Advocates for personal financial education in public schools largely do not object to the idea of giving poor people money directly. “We believe in a living wage,” Levine says. “We believe that people who are working full time in this country should have enough money to live on. But whether you’re rich or poor, isn’t it better to know more about your money?”

 They worry that the poorest communities are also the most likely to be harmed by exploitative financial schemes like payday loans, money orders, and tax advances. “This is a social justice issue,” Ranzetta says. “Nationwide, 1 out of every 5 high school kids is guaranteed a personal finance course. If you zoom in and look at schools where a majority of students are enrolled in free and reduced-price lunches, that number goes down to 1 in 14. If you look at school districts where more than 75 percent of students are Black and brown, it’s one in 14.”
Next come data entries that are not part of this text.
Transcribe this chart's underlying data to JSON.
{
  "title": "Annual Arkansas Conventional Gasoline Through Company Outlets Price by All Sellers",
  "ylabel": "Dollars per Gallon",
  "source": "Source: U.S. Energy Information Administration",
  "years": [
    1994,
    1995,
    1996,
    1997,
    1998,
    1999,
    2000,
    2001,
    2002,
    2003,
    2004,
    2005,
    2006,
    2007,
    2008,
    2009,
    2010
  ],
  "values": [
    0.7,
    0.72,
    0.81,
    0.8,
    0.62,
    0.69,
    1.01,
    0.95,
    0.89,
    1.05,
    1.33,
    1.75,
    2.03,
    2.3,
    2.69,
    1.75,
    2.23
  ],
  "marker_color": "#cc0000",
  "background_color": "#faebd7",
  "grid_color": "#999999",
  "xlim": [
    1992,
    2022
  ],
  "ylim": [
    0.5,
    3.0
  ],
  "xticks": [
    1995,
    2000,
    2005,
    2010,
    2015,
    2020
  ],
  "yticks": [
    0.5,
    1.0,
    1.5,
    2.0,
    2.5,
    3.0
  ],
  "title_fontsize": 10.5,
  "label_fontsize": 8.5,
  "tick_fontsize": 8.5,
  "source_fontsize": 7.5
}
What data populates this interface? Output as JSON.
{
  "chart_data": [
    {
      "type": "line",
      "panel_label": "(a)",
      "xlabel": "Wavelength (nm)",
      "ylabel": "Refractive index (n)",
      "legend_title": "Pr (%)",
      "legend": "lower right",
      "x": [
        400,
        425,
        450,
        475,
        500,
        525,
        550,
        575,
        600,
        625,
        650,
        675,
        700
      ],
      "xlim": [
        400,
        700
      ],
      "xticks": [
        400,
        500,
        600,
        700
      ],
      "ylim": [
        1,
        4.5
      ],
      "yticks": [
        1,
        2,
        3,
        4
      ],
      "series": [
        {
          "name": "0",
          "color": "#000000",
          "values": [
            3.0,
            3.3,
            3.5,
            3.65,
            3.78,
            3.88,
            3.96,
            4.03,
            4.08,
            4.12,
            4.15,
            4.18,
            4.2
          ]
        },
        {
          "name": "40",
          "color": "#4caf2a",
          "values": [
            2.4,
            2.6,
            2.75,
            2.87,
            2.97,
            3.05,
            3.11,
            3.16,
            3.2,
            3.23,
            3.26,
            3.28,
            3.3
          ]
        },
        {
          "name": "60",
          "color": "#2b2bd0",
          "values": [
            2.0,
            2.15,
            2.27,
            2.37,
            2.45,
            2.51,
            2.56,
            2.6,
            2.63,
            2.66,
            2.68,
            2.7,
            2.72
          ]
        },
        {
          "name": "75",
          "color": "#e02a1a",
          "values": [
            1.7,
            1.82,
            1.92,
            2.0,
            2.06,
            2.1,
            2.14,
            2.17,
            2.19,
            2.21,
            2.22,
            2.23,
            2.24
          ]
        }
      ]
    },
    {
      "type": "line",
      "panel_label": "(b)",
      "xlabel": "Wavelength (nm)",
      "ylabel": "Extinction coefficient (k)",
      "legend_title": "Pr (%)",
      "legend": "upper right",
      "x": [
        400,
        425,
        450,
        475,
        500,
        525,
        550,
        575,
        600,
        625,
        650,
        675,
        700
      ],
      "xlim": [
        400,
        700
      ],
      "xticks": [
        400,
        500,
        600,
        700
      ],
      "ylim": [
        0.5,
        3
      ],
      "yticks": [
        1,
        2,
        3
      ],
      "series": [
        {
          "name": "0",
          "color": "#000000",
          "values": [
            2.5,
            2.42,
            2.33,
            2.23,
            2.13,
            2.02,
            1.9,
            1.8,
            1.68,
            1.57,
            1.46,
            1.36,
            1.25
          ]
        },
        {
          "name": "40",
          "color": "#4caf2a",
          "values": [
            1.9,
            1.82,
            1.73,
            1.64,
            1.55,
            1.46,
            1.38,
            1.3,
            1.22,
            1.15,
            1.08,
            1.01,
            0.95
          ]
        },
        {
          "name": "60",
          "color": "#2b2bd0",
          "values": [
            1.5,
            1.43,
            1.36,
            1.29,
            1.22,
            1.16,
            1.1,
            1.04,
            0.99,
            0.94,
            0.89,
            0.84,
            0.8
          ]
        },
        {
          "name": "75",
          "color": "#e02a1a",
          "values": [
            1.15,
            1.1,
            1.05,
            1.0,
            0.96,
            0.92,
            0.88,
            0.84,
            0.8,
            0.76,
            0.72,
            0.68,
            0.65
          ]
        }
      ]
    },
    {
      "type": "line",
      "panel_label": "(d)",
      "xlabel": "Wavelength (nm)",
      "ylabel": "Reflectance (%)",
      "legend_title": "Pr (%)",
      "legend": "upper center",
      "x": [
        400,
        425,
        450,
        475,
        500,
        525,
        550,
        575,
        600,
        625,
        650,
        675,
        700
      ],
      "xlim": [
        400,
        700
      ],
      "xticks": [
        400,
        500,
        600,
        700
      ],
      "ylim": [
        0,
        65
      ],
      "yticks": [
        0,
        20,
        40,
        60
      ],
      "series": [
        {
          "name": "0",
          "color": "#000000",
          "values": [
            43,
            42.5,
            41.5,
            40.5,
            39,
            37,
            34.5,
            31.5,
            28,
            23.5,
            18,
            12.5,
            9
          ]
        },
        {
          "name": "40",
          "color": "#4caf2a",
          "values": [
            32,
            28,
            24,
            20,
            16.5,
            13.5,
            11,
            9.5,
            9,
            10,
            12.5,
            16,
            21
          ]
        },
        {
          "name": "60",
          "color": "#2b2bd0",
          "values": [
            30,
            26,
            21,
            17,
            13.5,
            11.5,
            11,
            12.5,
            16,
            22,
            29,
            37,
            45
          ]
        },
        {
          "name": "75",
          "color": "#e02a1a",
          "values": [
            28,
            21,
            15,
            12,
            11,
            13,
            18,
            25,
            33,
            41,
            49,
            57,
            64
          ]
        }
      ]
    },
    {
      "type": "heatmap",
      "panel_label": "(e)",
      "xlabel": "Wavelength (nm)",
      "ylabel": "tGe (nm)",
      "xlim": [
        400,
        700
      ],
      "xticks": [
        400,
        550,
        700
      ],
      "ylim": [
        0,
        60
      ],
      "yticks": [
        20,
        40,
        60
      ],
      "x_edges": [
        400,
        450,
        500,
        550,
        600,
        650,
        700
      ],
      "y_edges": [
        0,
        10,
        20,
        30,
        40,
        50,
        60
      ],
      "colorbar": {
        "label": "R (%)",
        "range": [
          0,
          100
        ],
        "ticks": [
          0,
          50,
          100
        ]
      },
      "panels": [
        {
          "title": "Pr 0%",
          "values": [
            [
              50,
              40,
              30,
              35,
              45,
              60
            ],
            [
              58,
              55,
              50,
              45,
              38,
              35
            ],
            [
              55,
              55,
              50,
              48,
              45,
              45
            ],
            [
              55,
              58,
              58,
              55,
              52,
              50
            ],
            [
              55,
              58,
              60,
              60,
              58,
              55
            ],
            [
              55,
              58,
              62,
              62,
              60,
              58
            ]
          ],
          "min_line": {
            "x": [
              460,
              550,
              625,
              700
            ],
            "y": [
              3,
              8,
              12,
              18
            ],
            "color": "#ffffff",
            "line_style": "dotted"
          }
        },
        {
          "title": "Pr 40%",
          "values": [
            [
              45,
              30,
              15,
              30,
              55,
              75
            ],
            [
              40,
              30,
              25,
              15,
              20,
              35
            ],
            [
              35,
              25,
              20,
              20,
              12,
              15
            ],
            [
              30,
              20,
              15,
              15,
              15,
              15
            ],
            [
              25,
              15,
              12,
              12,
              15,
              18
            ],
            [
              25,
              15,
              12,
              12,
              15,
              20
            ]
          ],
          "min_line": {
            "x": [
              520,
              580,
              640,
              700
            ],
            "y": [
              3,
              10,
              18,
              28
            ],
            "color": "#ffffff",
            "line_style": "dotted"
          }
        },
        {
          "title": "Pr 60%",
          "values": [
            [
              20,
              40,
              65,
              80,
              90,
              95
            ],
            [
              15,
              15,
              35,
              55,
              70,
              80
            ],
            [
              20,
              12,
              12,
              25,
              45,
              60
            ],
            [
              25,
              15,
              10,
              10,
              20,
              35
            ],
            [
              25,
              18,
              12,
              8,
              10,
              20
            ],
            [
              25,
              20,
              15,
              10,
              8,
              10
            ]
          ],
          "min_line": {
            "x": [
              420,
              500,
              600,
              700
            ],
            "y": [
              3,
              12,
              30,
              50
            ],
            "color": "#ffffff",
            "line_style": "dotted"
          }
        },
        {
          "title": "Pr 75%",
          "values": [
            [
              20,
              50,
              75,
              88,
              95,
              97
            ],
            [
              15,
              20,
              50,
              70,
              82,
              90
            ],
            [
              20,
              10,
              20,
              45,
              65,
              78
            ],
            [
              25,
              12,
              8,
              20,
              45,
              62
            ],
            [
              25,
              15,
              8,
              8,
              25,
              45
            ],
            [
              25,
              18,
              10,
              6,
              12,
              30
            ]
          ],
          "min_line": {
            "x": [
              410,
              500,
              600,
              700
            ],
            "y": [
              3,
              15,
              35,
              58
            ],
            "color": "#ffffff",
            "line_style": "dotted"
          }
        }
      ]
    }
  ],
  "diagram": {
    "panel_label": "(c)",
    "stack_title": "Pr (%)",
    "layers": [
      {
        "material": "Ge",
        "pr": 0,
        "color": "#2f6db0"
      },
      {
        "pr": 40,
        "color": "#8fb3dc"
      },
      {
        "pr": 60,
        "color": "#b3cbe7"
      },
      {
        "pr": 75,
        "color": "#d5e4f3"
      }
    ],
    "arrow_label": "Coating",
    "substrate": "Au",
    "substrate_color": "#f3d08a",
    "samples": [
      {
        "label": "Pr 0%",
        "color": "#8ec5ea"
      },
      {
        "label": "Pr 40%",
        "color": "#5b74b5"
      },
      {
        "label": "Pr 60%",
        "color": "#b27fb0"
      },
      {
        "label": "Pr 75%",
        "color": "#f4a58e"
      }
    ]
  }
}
That’s why Next Gen Personal Finance has targeted Miami-Dade and Milwaukee counties for a program that provides a three-year grant to pay for the salary and benefits of a personal finance teacher. They’re trying to make a difference in districts where it could impact the most students. A recent study also suggested that personal finance offerings can spread from district to district, even absent legislation. The phenomenon was particularly pronounced in the states of North Carolina and Maryland. “It’s a wildfire-like effect,” Urban said. “When one school requires it, a bunch of other schools will quickly do the same.”

Ranzetta and his organization are hoping that the explosion of interest in personal finance education continues long after the pandemic. Next Gen Personal Finance is advocating for every state to require a standalone semester-long course by 2030. Those classes won’t solve all of society’s financial problems, but Ranzetta and other advocates believe that they will help. 

“We know that better education alone won’t protect victims of financial fraud or discrimination, won’t provide better access to service and opportunities, and won’t guarantee workers a livable wage,” says Jumpstart CEO Levine. “We do believe, however, that financial education is a strong foundation on which equity, access, opportunity, service, and consumer protections can—and will—be built.”